NRI PULSE STAFF REPORT
Palo Alto, CA, August 19, 2025: Nearly three years after being unceremoniously ousted by Elon Musk during his $44 billion takeover of Twitter, former CEO Parag Agrawal has staged a bold comeback. The Indian-origin technologist has launched Parallel Web Systems Inc., a Palo Alto-based startup building infrastructure tools designed for the rapidly evolving world of artificial intelligence.
Backed by heavyweight investors including Khosla Ventures, Index Ventures and First Round Capital, the company has raised $30 million in funding. Agrawal’s new venture is already drawing attention with its flagship product, the Deep Research API, which allows AI agents to autonomously research, verify and organize information from across the web in real time.
According to Parallel, its tool not only streamlines workflows such as debugging, document discovery and long-form synthesis, but also outperforms both humans and advanced AI models like OpenAI’s GPT-5 on specialized benchmarks. The startup claims its accuracy on the “BrowseComp” test stands at 58 percent, compared with GPT-5’s 41 percent and humans’ 25 percent.

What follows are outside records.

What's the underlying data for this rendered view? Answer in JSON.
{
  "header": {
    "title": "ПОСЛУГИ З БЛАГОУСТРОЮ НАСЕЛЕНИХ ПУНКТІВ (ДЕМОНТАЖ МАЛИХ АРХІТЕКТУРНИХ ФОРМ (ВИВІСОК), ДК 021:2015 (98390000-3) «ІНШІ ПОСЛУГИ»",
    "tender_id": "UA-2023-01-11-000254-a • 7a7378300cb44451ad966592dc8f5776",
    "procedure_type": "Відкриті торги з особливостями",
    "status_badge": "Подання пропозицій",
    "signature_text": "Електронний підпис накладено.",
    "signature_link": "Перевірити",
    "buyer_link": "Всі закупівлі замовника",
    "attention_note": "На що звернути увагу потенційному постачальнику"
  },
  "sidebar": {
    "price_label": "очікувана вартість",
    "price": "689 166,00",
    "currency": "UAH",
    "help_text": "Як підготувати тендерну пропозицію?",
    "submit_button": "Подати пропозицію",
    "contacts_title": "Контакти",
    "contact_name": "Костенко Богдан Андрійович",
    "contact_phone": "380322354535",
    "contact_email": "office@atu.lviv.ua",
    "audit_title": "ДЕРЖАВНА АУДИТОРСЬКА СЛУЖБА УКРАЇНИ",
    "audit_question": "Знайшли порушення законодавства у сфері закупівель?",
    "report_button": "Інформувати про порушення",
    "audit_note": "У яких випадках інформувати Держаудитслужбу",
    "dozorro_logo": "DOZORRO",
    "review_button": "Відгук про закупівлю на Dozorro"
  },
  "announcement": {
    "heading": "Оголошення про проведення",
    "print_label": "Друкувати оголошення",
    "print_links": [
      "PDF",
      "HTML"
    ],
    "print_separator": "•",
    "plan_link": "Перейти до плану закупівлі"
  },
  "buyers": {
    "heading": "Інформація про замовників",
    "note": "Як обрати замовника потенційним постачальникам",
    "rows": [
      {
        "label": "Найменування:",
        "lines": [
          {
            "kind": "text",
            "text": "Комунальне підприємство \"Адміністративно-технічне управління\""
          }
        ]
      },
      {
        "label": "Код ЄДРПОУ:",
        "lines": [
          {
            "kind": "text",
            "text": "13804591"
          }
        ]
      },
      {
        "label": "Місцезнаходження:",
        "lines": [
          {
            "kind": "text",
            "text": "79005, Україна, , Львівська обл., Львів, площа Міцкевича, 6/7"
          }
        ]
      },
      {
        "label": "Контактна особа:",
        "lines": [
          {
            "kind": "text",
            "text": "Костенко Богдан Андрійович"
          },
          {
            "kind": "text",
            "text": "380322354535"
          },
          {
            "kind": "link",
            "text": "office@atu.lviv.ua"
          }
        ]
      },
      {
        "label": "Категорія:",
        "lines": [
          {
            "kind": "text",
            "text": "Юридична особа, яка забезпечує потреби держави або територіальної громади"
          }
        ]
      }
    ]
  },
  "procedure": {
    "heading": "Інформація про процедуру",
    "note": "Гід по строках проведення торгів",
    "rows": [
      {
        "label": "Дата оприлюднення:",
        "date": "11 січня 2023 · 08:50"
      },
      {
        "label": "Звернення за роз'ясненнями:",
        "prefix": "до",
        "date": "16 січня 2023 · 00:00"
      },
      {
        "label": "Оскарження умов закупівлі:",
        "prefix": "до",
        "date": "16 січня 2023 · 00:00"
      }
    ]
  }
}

Agrawal, 40, was born in Ajmer, India, and moved to the United States for graduate studies after completing his engineering degree at IIT Bombay. He earned a PhD in computer science from Stanford University before joining Twitter in 2011 as an engineer. Rising quickly through the ranks, he became the company’s Chief Technology Officer and, in 2021, its CEO—the youngest leader of an S&P 500 company at the time. His tenure was cut short in October 2022, when Musk completed his Twitter takeover and dismissed him along with several top executives.
The company he now leads employs about 25 engineers and researchers, many with backgrounds at top tech firms including Google, Stripe, Airbnb, and Twitter. Agrawal says the goal is to build infrastructure for a future where AI agents, not humans, are the primary users of the web.
“It’s time to reimagine the internet for machine-native interaction,” he has said, outlining a vision of unified data infrastructure, transparent attribution, and declarative APIs to power the next wave of intelligent systems.